Researchers are scrambling to improve the false positive rate. A spokesperson for the Department of Health and Social Care, the government department responsible for the app, says that since the NCSC analysis was published the false positive rate for people between two and four metres apart has been reduced by around 25 per cent. People who the app judges are at a high-risk of transmission but are actually low-risk have been reduced from 4.5 out of ten to three in ten, a DHSC spokesperson says.
They add that notifications from the app are only triggered once someone has been confirmed to have tested positive. “We are very clear, everyone who is contacted will have been in close contact with someone who has a confirmed case of coronavirus,” the spokesperson explains.
Key to the operation of the NHS Covid-19 app is a risk-scoring algorithm that combines Bluetooth distance and time data with when the person who tested positive developed symptoms. The DHSC and NHS can change the levels of risk that trigger notifications as more scientific advice becomes available. Briers at the Turing Institute and the NCSC are working to further refine the algorithm and detection methods used.
“The only way that you could minimise or decrease false positives is to decrease the sensitivity,” says Gary Hatke, an engineer at MIT and part of the PACT team working on contact tracing apps and the underlying technology. “Or you’d have to get Apple and Google to change the way the API is working.” Google says it has worked to make Android battery impact as low as possible and, along with Apple, is continually improving the notification system.
Other Bluetooth devices could tackle distance measurement better than phones. Singapore, which was first to develop a contact tracing app for Covid-19, is now trialling a wearable device. “It is possible that wearable devices could, in general, perform better than smartphones in helping to estimate likely exposure events,” says Ken Kolderup, the chief marketing office at Bluetooth SIG, the group that develops the standard. “In many cases, wearables such as wristbands are worn on the body in locations that will result in less interference, and thereby lead to more accurate estimations of the true distance between people.”
But, for the time being, Bluetooth contact tracing is will be done by millions of phones, not a smattering of wearables. Hatke says that the MIT team has shown that Bluetooth reliability can be improved on devices. He says apps can make more frequent RSSI measurements to help determine how far away other devices are, although this could require more battery power to be effective.

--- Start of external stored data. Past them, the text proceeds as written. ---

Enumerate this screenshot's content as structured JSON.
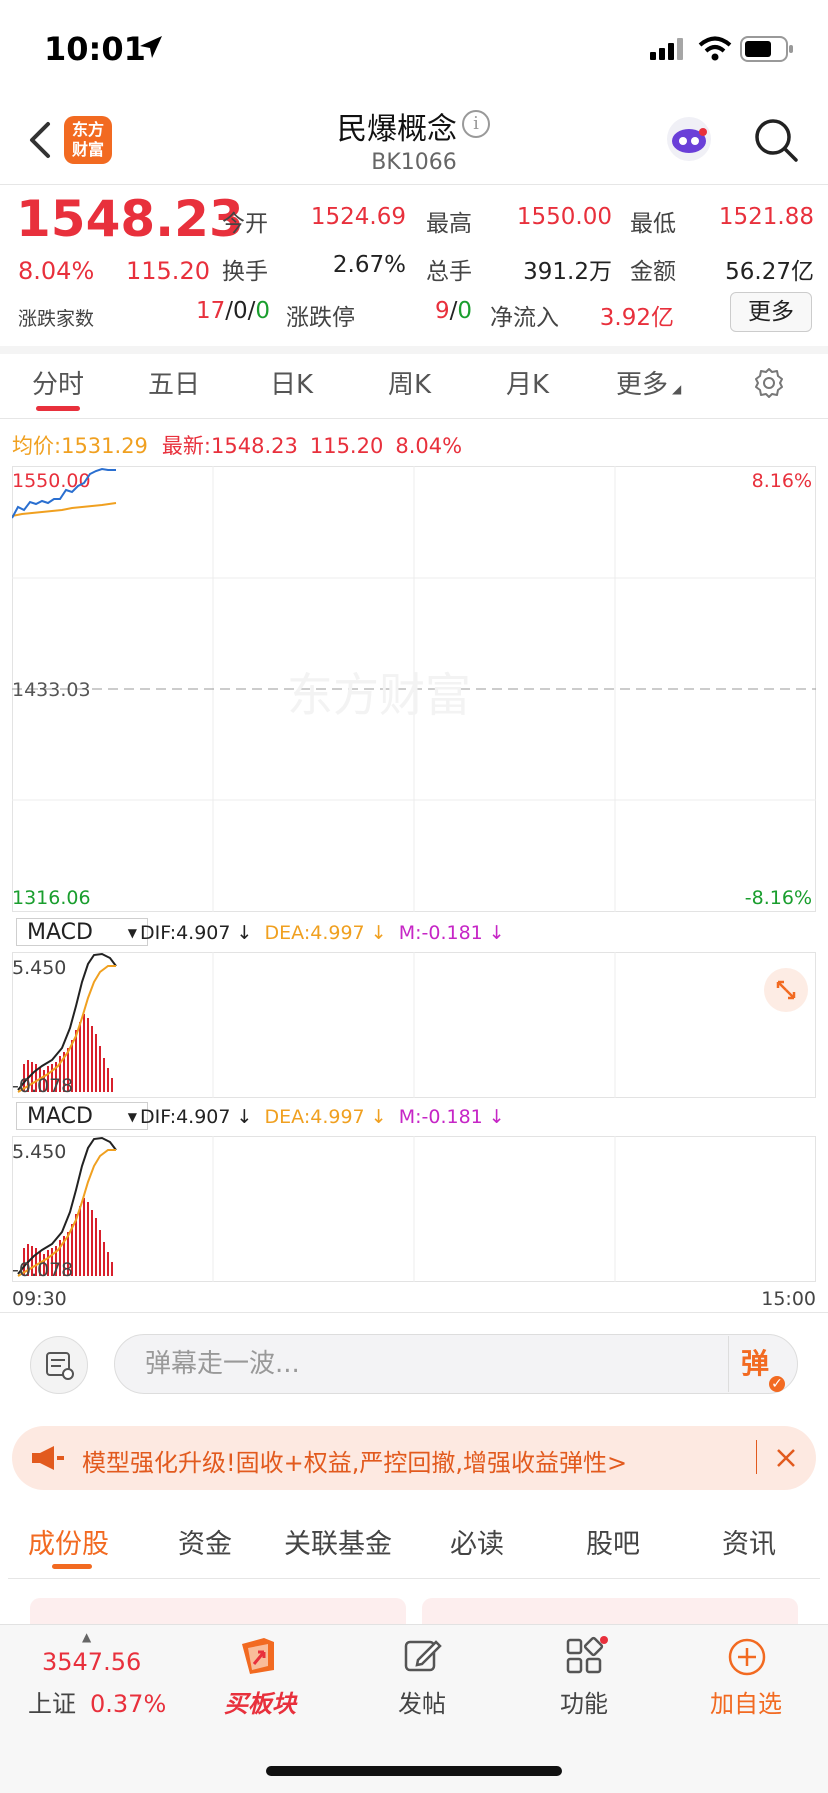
{
  "status_bar": {
    "time": "10:01"
  },
  "nav": {
    "logo_text": "东方财富",
    "title": "民爆概念",
    "code": "BK1066"
  },
  "quote": {
    "price": "1548.23",
    "change_pct": "8.04%",
    "change": "115.20",
    "open_label": "今开",
    "open_value": "1524.69",
    "high_label": "最高",
    "high_value": "1550.00",
    "low_label": "最低",
    "low_value": "1521.88",
    "turnover_label": "换手",
    "turnover_value": "2.67%",
    "volume_label": "总手",
    "volume_value": "391.2万",
    "amount_label": "金额",
    "amount_value": "56.27亿",
    "updown_label": "涨跌家数",
    "updown_up": "17",
    "updown_sep1": "/",
    "updown_flat": "0",
    "updown_sep2": "/",
    "updown_down": "0",
    "limit_label": "涨跌停",
    "limit_up": "9",
    "limit_sep": "/",
    "limit_down": "0",
    "netflow_label": "净流入",
    "netflow_value": "3.92亿",
    "more_button": "更多"
  },
  "period_tabs": [
    {
      "label": "分时",
      "active": true
    },
    {
      "label": "五日"
    },
    {
      "label": "日K"
    },
    {
      "label": "周K"
    },
    {
      "label": "月K"
    },
    {
      "label": "更多"
    }
  ],
  "intraday": {
    "avg_label": "均价:",
    "avg_value": "1531.29",
    "latest_label": "最新:",
    "latest_value": "1548.23",
    "latest_change": "115.20",
    "latest_pct": "8.04%",
    "y_top": "1550.00",
    "y_mid": "1433.03",
    "y_bottom": "1316.06",
    "pct_top": "8.16%",
    "pct_bottom": "-8.16%",
    "watermark": "东方财富",
    "time_start": "09:30",
    "time_end": "15:00"
  },
  "macd": {
    "selector": "MACD",
    "dif": "DIF:4.907",
    "dea": "DEA:4.997",
    "m": "M:-0.181",
    "y_top": "5.450",
    "y_bottom": "-0.078"
  },
  "danmu": {
    "placeholder": "弹幕走一波...",
    "send_label": "弹"
  },
  "banner": {
    "text": "模型强化升级!固收+权益,严控回撤,增强收益弹性>"
  },
  "bottom_tabs": [
    {
      "label": "成份股",
      "active": true
    },
    {
      "label": "资金"
    },
    {
      "label": "关联基金"
    },
    {
      "label": "必读"
    },
    {
      "label": "股吧"
    },
    {
      "label": "资讯"
    }
  ],
  "bottom_bar": {
    "index_value": "3547.56",
    "index_name": "上证",
    "index_pct": "0.37%",
    "buy_label": "买板块",
    "post_label": "发帖",
    "func_label": "功能",
    "add_label": "加自选"
  },
  "colors": {
    "up": "#e8303c",
    "down": "#1a9e2e",
    "accent": "#f26a21",
    "avg": "#f0a020"
  }
}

The other way, Hatke says, is “to do some self awareness on the phone. Every time I take a measurement, can I tell whether or not I’m in a pocket or not”. This could be through proximity sensors that can tell whether a phone’s surface is covered or near a body, or light sensors. “You could encode that information in the signal that is being transmitted,” Hatke says.

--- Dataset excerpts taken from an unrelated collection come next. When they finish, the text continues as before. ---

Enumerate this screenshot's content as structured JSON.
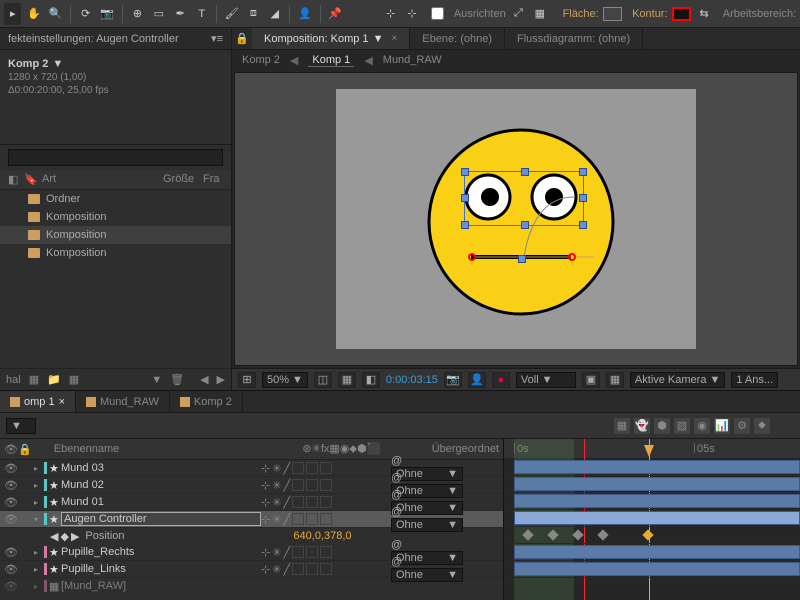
{
  "toolbar": {
    "align_label": "Ausrichten",
    "fill_label": "Fläche:",
    "stroke_label": "Kontur:",
    "workspace_label": "Arbeitsbereich:"
  },
  "effects_panel": {
    "tab_label": "fekteinstellungen: Augen Controller",
    "comp_name": "Komp 2",
    "resolution": "1280 x 720 (1,00)",
    "duration": "Δ0:00:20:00, 25,00 fps"
  },
  "project": {
    "cols": {
      "label": "",
      "art": "Art",
      "size": "Größe",
      "fr": "Fra"
    },
    "items": [
      {
        "name": "Ordner",
        "selected": false
      },
      {
        "name": "Komposition",
        "selected": false
      },
      {
        "name": "Komposition",
        "selected": true
      },
      {
        "name": "Komposition",
        "selected": false
      }
    ],
    "footer_label": "hal"
  },
  "comp_panel": {
    "tabs": [
      {
        "label": "Komposition: Komp 1",
        "active": true
      },
      {
        "label": "Ebene: (ohne)",
        "active": false
      },
      {
        "label": "Flussdiagramm: (ohne)",
        "active": false
      }
    ],
    "breadcrumb": [
      {
        "label": "Komp 2",
        "active": false
      },
      {
        "label": "Komp 1",
        "active": true
      },
      {
        "label": "Mund_RAW",
        "active": false
      }
    ],
    "zoom": "50%",
    "timecode": "0:00:03:15",
    "quality": "Voll",
    "camera": "Aktive Kamera",
    "views": "1 Ans..."
  },
  "timeline": {
    "tabs": [
      {
        "label": "omp 1",
        "active": true
      },
      {
        "label": "Mund_RAW",
        "active": false
      },
      {
        "label": "Komp 2",
        "active": false
      }
    ],
    "columns": {
      "name": "Ebenenname",
      "parent": "Übergeordnet"
    },
    "parent_none": "Ohne",
    "ruler": {
      "t0": "0s",
      "t1": "05s"
    },
    "layers": [
      {
        "name": "Mund 03",
        "selected": false,
        "shape": true,
        "color": "teal"
      },
      {
        "name": "Mund 02",
        "selected": false,
        "shape": true,
        "color": "teal"
      },
      {
        "name": "Mund 01",
        "selected": false,
        "shape": true,
        "color": "teal"
      },
      {
        "name": "Augen Controller",
        "selected": true,
        "shape": true,
        "color": "teal",
        "boxed": true
      },
      {
        "name": "Pupille_Rechts",
        "selected": false,
        "shape": true,
        "color": "pink"
      },
      {
        "name": "Pupille_Links",
        "selected": false,
        "shape": true,
        "color": "pink"
      },
      {
        "name": "[Mund_RAW]",
        "selected": false,
        "shape": false,
        "color": "pink"
      }
    ],
    "position_prop": {
      "label": "Position",
      "value": "640,0,378,0"
    }
  }
}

But Hatke and his colleague Marc Zissman still question the exact purpose of development for contact tracing apps. And this makes them harder to optimise. Are they meant to help find people who are unknown to those who have been infected (for instance, people on a train) or to help notify people to self-isolate faster than human contact tracing efforts can contact them?
Seven months into the pandemic, there’s still no obvious answer. Distance and time are only two indicators of transmission risk. Airflow, whether people are indoors or outdoors and the volume at which people are speaking are some of the other variables that impact the Covid-19’s ability to spread. But none of these can be measured easily by an app that collects very little data.
“We really need the data from the jurisdictions that are running this,” Zissman says. As a result, there’s little incentive for researchers to work out how contact tracing apps can be most effective. “There is no published data where we can take the country or state and tell you what these values are.”